Stop the Water Source
Brick can be exposed to water when it rains, but efflorescence that is especially noticeable in one spot is probably caused by a water leak from a pipe. Have a plumber check for a leak in that spot, and be sure to get it repaired before taking action to remove the calcification. You may also notice that efflorescence shows up in a spot where a lawn sprinkler is spraying water on the brick. Place a water guard on the sprinkler to block it from doing this.
Seal the Brick
The only way to completely prevent calcification on bricks is to keep them from being exposed to water. Because the exterior of a house will be exposed to water in damp weather, the best way to prevent that water from being absorbed by the brick is to apply a sealer. Be aware that if brick that has been sealed somehow absorbs water, either from a leak or from a patch of brick that was not fully sealed, that layer of sealer can hold water into the brick and not allow it to escape. That moisture can damage the brick structurally if it is not able to dry out fully.
Clean the Efflorescence
Another way to deal with brick calcification is to clean the brick surface. This is traditionally done by scrubbing the brick with a wire brush to remove any large chunks of salt. Then, a 1:10 solution of muriatic acid dissolved in water can be used to wash the salt away. You will also see results if you clean the brick with a commercial cleaner designed to remove mineral deposits such as CLR or Lime Away.
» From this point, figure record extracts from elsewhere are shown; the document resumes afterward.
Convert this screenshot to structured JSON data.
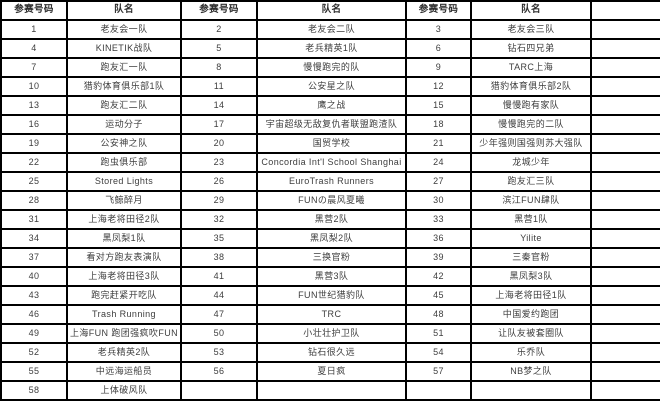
{
  "table": {
    "headers": [
      "参赛号码",
      "队名",
      "参赛号码",
      "队名",
      "参赛号码",
      "队名",
      ""
    ],
    "rows": [
      [
        "1",
        "老友会一队",
        "2",
        "老友会二队",
        "3",
        "老友会三队",
        ""
      ],
      [
        "4",
        "KINETIK战队",
        "5",
        "老兵精英1队",
        "6",
        "钻石四兄弟",
        ""
      ],
      [
        "7",
        "跑友汇一队",
        "8",
        "慢慢跑完的队",
        "9",
        "TARC上海",
        ""
      ],
      [
        "10",
        "猎豹体育俱乐部1队",
        "11",
        "公安星之队",
        "12",
        "猎豹体育俱乐部2队",
        ""
      ],
      [
        "13",
        "跑友汇二队",
        "14",
        "鹰之战",
        "15",
        "慢慢跑有家队",
        ""
      ],
      [
        "16",
        "运动分子",
        "17",
        "宇宙超级无敌复仇者联盟跑渣队",
        "18",
        "慢慢跑完的二队",
        ""
      ],
      [
        "19",
        "公安神之队",
        "20",
        "国贸学校",
        "21",
        "少年强则国强则苏大强队",
        ""
      ],
      [
        "22",
        "跑虫俱乐部",
        "23",
        "Concordia Int'l School Shanghai",
        "24",
        "龙城少年",
        ""
      ],
      [
        "25",
        "Stored Lights",
        "26",
        "EuroTrash Runners",
        "27",
        "跑友汇三队",
        ""
      ],
      [
        "28",
        "飞鲸醉月",
        "29",
        "FUNの晨风夏曦",
        "30",
        "滨江FUN肆队",
        ""
      ],
      [
        "31",
        "上海老将田径2队",
        "32",
        "黑营2队",
        "33",
        "黑营1队",
        ""
      ],
      [
        "34",
        "黑凤梨1队",
        "35",
        "黑凤梨2队",
        "36",
        "Yilite",
        ""
      ],
      [
        "37",
        "看对方跑友表演队",
        "38",
        "三换官粉",
        "39",
        "三秦官粉",
        ""
      ],
      [
        "40",
        "上海老将田径3队",
        "41",
        "黑营3队",
        "42",
        "黑凤梨3队",
        ""
      ],
      [
        "43",
        "跑完赶紧开吃队",
        "44",
        "FUN世纪猎豹队",
        "45",
        "上海老将田径1队",
        ""
      ],
      [
        "46",
        "Trash Running",
        "47",
        "TRC",
        "48",
        "中国爱约跑团",
        ""
      ],
      [
        "49",
        "上海FUN 跑团强疯吹FUN",
        "50",
        "小壮壮护卫队",
        "51",
        "让队友被套圈队",
        ""
      ],
      [
        "52",
        "老兵精英2队",
        "53",
        "钻石很久远",
        "54",
        "乐乔队",
        ""
      ],
      [
        "55",
        "中远海运船员",
        "56",
        "夏日疯",
        "57",
        "NB梦之队",
        ""
      ],
      [
        "58",
        "上体破风队",
        "",
        "",
        "",
        "",
        ""
      ]
    ]
  }
}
Is Calcification Dangerous?
Calcification on bricks does not indicate that they are losing their structural integrity or that there is something wrong with your bricks. In fact, some brick buildings that have stood for hundreds of years have significant calcification with this patina viewed by some as adding to the beauty of the structure. Removing calcification is an aesthetic choice, and there is nothing wrong with choosing to leave your bricks alone and not remove the calcification.